Various methods have been used to identify cultivares of olive trees; herein we used different bioinformatics algorithms to propose new tools to classify 10 cultivares of olive based on RAPD and ISSR genetic markers datasets generated from PCR reactions. Five RAPD markers (OPA0a21, OPD16a, OP01a1, OPD16a1 and OPA0a8) and five ISSR markers (UBC841a4, UBC868a7, UBC841a14, U12BC807a and UBC810a13) selected as the most important markers by all attribute weighting models. K-Medoids unsupervised clustering run on SVM dataset was fully able to cluster each olive cultivar to the right classes. All trees (176) induced by decision tree models generated meaningful trees and UBC841a4 attribute clearly distinguished between foreign and domestic olive cultivars with 100% accuracy. Predictive machine learning algorithms (SVM and Naïve Bayes) were also able to predict the right class of olive cultivares with 100% accuracy. For the first time, our results showed data mining techniques can be effectively used to distinguish between plant cultivares and proposed machine learning based systems in this study can predict new olive cultivars with the best possible accuracy.

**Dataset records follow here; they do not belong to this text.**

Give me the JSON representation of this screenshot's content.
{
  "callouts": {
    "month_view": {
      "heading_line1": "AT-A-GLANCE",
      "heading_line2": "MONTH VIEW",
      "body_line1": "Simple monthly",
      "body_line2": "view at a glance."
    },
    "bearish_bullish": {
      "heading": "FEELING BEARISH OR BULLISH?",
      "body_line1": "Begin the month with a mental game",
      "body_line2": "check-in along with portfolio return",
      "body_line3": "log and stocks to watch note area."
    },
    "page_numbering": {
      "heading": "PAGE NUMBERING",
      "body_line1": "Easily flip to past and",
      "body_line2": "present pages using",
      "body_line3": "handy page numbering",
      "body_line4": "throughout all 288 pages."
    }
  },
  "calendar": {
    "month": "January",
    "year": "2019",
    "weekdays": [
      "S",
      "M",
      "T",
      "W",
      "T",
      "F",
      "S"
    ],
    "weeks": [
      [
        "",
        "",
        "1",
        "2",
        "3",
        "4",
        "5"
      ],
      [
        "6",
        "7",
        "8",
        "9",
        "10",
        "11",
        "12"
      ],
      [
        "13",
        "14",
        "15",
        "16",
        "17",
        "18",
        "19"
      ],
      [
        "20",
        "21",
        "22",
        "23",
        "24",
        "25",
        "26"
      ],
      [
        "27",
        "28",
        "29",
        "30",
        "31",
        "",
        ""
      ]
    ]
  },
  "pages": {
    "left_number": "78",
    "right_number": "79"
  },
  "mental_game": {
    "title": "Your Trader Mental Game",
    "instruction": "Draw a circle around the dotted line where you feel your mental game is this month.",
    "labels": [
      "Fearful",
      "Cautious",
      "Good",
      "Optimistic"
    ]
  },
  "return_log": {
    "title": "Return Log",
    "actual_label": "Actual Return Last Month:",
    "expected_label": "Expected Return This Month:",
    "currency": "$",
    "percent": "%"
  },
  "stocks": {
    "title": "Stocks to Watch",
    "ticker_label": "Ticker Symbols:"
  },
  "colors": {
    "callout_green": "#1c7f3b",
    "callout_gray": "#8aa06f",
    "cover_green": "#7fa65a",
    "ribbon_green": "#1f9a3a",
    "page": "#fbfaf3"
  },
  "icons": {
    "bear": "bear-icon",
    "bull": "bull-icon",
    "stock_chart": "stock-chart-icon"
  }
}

已经使用了各种方法来鉴定橄榄树的品种;在这里,我们使用了不同的生物信息学算法,提出了新的工具,根据从 PCR 反应生成的 RAPD 和 ISSR 遗传标记数据集对 10 个橄榄品种进行分类。选择了 5 个 RAPD 标记(OPA0a21、OPD16a、OP01a1、OPD16a1 和 OPA0a8)和 5 个 ISSR 标记(UBC841a4、UBC868a7、UBC841a14、U12BC807a 和 UBC810a13)作为所有属性加权模型中最重要的标记。在 SVM 数据集上运行的 K-Medoids 无监督聚类完全能够将每个橄榄品种聚类到正确的类别中。决策树模型生成的所有树(176 棵)都生成了有意义的树,UBC841a4 属性能够以 100%的准确率清楚地区分外来和国内的橄榄品种。预测机器学习算法(SVM 和朴素贝叶斯)也能够以 100%的准确率预测橄榄品种的正确类别。这是首次表明,数据挖掘技术可有效地用于区分植物品种,本研究提出的基于机器学习的系统可以以最佳的准确率预测新的橄榄品种。